Motorsport is dangerous, da sempre. El Diablo e Frenkie la pensano in maniera diversa rispetto a Pecco e Petrux. Il sunto è che quando si fa questo sport si tende a dimenticare l'esistenza del pericolo, ma c'è. Il motivo per correre è che è il loro lavoro e la loro passione e non farlo non cambierebbe nulla. E’ brutto da dire, ma non è la prima volta che succede e, purtroppo, non sarà l’ultima. Ma bisogna andare avanti.

Quindi è stato giusto correre?

Allora cosa era giusto fare? Meglio fermare il carrozzone del Circus per un momento o andare avanti, perché "The Show Must Go On" sempre e comunque?
Forse la situazione ieri, soprattutto in ambito MotoGP, poteva essere gestita un filo meglio. Sicuramente per ricordare Jason si poteva evitare il minuto di silenzio così a ridosso della gara, che ha sicuramente danneggiato la concentrazione di molti piloti.

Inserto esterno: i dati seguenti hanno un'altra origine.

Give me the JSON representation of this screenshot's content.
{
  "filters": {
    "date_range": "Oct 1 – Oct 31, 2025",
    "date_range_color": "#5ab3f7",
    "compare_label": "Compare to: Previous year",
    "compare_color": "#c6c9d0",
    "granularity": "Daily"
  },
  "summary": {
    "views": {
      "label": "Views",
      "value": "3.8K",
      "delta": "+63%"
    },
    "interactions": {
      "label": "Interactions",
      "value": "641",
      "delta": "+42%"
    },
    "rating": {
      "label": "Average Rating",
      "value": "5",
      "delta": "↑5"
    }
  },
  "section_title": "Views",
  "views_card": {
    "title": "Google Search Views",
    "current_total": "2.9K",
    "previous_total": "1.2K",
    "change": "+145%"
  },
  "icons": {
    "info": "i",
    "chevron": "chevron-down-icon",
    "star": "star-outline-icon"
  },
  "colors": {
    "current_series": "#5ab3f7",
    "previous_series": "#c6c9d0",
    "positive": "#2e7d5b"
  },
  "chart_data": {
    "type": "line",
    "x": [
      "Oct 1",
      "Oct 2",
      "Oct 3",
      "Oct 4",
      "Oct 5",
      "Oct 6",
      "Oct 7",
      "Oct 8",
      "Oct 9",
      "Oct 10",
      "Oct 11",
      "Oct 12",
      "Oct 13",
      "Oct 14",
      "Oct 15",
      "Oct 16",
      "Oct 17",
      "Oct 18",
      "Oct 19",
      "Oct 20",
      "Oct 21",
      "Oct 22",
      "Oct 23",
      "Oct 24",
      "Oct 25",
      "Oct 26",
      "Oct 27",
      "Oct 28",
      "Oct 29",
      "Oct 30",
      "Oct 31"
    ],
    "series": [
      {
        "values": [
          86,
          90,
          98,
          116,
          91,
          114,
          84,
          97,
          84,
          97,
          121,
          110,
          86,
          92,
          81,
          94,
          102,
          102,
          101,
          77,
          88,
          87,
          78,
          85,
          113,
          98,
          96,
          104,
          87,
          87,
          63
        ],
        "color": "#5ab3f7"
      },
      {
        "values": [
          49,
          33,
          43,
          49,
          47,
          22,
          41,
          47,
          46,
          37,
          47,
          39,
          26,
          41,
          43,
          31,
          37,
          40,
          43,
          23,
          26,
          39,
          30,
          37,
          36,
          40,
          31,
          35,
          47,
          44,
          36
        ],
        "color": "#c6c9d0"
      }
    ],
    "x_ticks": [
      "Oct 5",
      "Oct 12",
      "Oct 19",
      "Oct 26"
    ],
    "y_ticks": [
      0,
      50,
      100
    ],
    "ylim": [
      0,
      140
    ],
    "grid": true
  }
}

Inoltre si potevano consultare i riders di tutte le classi sin dal pomeriggio di sabato, valutando tutte le strade percorribili, anche se la decisione finale naturalmente rimaneva in mano alla Direzione Gara. Meno senso ha il discorso riguardante il fatto che, se fosse stato coinvolto un pilota della MotoGP, tutti si sarebbero fermati.
Ognuno di fronte alla morte reagisce in maniera differente. Alla fine le parole giuste forse sono proprio quelle di Valentino Rossi nel post gara:
"E’ chiaro che ti chiedi se abbia senso continuare: probabilmente non ce l’ha. Ma nemmeno non correre ha troppo senso, perché, purtroppo, quello che facciamo oggi non può cambiare quanto accaduto ieri. Correre o non correre? Entrambe le soluzioni hanno poco senso".